There's another idea I stumbled across. I don't have time to profile it right now, but in case someone else does:
# untested, but I'm fairly confident it runs
# using 'flattened points' list, i.e. a list of n*2 floats
points = [random() for _ in xrange(1000 * 2)]
c_array = c_float * len(points * 2)
c_array[:] = points
That is, first we create the ctypes array but don't populate it. Then we populate it using the slice notation. People smarter than I tell me that assigning to a slice like this may help performance. It allows us to pass a list or iterable directly on the RHS of the assignment, without having to use the *iterable syntax, which would perform some intermediate wrangling of the iterable.
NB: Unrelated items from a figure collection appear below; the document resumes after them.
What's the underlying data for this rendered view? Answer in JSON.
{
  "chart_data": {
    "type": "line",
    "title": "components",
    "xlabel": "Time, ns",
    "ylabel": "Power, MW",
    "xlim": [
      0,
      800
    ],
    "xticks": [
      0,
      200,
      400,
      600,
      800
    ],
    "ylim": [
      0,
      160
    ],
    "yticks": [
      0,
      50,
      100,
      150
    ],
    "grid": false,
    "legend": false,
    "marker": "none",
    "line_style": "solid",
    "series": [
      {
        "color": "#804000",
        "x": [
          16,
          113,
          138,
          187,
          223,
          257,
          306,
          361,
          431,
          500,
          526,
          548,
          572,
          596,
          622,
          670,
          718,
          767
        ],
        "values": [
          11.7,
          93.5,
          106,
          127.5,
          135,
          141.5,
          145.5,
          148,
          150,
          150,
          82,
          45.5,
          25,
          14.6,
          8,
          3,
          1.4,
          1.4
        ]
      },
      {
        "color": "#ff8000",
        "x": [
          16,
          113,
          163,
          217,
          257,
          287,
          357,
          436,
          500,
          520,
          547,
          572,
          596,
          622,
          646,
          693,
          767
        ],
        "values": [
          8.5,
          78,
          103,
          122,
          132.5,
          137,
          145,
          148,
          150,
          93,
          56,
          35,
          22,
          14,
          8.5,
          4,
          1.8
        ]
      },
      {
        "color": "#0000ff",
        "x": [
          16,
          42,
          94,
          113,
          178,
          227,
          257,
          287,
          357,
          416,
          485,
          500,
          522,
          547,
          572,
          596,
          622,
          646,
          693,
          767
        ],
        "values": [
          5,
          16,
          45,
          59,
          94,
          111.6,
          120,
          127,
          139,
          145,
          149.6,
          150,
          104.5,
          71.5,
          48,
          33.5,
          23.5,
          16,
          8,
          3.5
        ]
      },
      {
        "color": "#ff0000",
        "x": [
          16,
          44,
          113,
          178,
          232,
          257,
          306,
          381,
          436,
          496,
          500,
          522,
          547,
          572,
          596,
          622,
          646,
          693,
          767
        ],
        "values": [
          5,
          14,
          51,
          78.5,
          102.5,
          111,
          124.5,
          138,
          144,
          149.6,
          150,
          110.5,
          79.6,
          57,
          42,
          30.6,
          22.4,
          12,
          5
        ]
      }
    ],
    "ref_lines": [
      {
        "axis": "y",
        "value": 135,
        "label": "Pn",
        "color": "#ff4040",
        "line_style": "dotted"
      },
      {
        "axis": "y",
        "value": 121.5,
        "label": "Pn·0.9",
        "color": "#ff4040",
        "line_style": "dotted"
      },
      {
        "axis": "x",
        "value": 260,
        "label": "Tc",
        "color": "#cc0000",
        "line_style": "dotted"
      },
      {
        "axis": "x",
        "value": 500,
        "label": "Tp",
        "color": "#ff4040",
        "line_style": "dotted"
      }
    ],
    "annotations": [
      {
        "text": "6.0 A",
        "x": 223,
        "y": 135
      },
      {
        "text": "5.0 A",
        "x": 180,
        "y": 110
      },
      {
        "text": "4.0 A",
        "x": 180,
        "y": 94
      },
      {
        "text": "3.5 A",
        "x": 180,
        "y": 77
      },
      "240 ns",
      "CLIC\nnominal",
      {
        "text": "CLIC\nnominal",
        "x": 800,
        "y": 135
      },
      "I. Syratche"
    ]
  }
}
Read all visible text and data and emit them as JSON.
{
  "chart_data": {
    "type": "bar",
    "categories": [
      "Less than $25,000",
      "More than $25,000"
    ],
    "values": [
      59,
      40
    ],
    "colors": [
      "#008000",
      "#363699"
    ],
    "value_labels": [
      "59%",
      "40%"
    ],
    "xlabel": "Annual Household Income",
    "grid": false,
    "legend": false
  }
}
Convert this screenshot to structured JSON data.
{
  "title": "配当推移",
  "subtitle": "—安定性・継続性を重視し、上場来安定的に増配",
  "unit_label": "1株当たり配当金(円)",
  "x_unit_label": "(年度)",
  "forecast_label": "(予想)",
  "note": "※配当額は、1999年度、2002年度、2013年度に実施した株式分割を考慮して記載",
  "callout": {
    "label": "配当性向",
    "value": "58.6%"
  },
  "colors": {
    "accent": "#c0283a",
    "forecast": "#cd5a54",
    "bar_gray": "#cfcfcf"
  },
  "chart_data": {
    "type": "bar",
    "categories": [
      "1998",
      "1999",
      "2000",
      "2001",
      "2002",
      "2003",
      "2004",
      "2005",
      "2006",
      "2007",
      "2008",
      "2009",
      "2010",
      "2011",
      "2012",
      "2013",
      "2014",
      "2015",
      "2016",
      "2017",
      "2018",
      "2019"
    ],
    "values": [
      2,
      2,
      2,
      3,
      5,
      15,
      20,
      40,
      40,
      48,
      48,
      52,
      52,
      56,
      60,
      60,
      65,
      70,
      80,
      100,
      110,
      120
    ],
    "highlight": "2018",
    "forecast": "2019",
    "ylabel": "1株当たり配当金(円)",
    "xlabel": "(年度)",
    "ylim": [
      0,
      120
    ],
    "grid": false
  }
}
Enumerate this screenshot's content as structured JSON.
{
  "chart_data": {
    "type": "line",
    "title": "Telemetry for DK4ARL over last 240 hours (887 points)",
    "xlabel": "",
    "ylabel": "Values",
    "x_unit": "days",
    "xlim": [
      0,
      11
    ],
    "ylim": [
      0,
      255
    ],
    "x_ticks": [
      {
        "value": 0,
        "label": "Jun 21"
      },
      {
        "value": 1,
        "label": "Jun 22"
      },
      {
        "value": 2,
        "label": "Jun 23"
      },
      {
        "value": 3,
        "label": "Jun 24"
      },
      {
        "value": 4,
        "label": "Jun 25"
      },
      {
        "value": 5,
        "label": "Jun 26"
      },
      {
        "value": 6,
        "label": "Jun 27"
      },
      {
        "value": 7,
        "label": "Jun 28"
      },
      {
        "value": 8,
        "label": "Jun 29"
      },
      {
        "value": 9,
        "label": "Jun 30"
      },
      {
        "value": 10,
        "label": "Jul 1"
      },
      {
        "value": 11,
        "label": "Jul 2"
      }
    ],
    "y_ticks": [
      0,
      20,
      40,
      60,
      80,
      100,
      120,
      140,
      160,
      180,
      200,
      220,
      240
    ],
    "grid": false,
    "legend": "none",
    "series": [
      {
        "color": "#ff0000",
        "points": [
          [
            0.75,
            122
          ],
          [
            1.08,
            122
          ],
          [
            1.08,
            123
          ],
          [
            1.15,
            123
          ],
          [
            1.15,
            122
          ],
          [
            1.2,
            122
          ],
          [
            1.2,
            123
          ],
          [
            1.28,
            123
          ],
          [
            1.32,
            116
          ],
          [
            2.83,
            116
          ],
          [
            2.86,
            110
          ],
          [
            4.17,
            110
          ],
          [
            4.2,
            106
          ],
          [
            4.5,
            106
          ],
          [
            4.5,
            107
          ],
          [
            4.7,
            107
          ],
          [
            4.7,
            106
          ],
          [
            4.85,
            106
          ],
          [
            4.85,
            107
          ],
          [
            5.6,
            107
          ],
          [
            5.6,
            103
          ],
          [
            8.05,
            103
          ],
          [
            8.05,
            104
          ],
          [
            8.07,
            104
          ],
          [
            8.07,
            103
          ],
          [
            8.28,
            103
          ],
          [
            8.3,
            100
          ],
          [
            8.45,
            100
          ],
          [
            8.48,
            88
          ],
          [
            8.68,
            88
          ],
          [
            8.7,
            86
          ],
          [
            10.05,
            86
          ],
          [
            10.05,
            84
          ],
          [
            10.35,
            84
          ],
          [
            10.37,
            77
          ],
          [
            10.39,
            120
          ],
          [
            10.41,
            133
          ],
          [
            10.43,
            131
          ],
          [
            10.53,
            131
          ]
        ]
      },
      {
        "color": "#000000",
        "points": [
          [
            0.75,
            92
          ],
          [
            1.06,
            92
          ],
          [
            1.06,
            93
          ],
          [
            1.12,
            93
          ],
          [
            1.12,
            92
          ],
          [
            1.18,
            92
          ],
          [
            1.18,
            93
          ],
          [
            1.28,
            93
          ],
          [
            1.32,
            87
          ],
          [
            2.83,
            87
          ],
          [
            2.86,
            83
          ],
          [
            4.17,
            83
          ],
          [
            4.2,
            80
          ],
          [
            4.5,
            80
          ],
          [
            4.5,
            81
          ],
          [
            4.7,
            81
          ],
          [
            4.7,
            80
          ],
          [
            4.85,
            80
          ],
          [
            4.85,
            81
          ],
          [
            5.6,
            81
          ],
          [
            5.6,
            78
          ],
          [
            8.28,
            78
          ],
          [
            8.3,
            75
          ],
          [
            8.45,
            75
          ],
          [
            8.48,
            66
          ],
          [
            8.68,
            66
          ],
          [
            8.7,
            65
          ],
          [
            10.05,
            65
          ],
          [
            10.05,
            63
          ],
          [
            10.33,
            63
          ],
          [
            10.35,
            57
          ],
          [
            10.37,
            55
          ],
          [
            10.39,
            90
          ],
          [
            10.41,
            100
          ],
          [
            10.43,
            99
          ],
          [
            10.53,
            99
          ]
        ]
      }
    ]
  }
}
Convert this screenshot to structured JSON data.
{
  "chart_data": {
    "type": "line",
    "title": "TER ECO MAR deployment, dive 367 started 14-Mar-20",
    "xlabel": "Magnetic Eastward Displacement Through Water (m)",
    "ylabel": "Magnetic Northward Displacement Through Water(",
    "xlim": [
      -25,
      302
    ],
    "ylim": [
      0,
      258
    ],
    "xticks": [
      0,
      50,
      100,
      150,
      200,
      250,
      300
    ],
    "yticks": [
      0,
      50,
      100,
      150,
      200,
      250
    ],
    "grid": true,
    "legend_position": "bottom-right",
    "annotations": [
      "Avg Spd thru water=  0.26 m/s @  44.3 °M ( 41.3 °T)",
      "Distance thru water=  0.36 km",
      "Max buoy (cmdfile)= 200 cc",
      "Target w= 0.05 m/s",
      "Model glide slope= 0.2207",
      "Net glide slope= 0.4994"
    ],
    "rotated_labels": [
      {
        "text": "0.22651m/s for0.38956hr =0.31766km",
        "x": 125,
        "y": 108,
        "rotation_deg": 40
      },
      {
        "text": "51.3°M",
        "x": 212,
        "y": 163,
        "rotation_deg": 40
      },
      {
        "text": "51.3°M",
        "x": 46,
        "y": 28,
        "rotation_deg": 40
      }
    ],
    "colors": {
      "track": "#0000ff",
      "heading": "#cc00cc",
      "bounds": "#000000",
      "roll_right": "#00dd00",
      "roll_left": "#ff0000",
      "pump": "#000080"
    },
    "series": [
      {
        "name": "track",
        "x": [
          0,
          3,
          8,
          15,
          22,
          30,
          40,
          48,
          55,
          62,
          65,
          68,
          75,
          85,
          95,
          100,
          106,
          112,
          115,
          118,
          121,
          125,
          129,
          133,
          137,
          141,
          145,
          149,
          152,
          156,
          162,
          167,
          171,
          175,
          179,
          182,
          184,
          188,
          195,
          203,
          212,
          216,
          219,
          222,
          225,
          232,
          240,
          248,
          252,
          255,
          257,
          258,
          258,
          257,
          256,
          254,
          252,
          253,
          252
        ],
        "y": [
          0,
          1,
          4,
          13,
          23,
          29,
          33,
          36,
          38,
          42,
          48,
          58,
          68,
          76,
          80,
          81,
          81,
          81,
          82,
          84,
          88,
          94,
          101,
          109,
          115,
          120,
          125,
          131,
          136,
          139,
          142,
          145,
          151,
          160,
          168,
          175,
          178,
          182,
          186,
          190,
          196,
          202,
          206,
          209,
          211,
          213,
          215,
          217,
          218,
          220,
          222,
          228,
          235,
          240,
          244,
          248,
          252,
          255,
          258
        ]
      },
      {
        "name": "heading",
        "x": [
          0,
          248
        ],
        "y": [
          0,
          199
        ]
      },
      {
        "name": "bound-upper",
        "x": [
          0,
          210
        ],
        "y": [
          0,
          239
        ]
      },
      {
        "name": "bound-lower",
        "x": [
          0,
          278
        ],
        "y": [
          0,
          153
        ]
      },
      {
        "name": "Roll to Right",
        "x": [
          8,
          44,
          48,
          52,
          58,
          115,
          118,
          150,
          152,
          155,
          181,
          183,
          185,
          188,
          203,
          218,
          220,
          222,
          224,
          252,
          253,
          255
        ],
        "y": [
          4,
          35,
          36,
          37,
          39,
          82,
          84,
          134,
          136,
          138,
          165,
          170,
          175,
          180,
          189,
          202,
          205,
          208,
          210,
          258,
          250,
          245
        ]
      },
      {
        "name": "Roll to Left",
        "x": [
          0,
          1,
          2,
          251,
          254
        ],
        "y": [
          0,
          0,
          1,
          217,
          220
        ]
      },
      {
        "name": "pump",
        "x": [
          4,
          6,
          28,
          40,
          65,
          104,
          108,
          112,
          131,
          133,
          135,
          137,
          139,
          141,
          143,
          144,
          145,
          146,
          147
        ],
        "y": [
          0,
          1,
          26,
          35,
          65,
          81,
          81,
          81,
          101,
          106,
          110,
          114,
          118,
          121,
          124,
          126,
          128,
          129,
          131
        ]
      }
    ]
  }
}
I suspect that this is what happens in the depths of creating pyglet's Batches.
Presumably you could just create c_array once, then just reassign to it (the final line in the above code) every time the points list changes.
There is probably an alternative formulation which accepts the original definition of points (a list of (x,y) tuples.) Something like this:
# very untested, likely contains errors
# using a list of n tuples of two floats
points = [(random(), random()) for _ in xrange(1000)]
c_array = c_float * len(points * 2)
c_array[:] = chain(p for p in points)
If performance is an issue, you do not want to use ctypes arrays with the star operation (e.g., (ctypes.c_float * size)(*t)).
In my test packis fastest followed by the use of the array module with a cast of the address (or using the from_buffer function).
import timeit
repeat = 100
setup="from struct import pack; from random import random; import numpy; from array import array; import ctypes; t = [random() for _ in range(2* 1000)];"
print(timeit.timeit(stmt="v = array('f',t); addr, count = v.buffer_info();x = ctypes.cast(addr,ctypes.POINTER(ctypes.c_float))",setup=setup,number=repeat))
print(timeit.timeit(stmt="v = array('f',t);a = (ctypes.c_float * len(v)).from_buffer(v)",setup=setup,number=repeat))
print(timeit.timeit(stmt='x = (ctypes.c_float * len(t))(*t)',setup=setup,number=repeat))
print(timeit.timeit(stmt="x = pack('f'*len(t), *t);",setup=setup,number=repeat))
print(timeit.timeit(stmt='x = (ctypes.c_float * len(t))(); x[:] = t',setup=setup,number=repeat))
print(timeit.timeit(stmt='x = numpy.array(t,numpy.float32).data',setup=setup,number=repeat))
The array.array approach is slightly faster than Jonathan Hartley's approach in my test while the numpy approach has about half the speed:
python3 convert.py
0.004665990360081196
0.004661010578274727
0.026358536444604397
0.0028003649786114693
0.005843495950102806
0.009067213162779808
The net winner is pack.
You can use array (notice also the generator expression instead of the list comprehension):
array("f", (u for point in points for u in point)).tostring()
Another optimization would be to keep the points flattened from the beginning.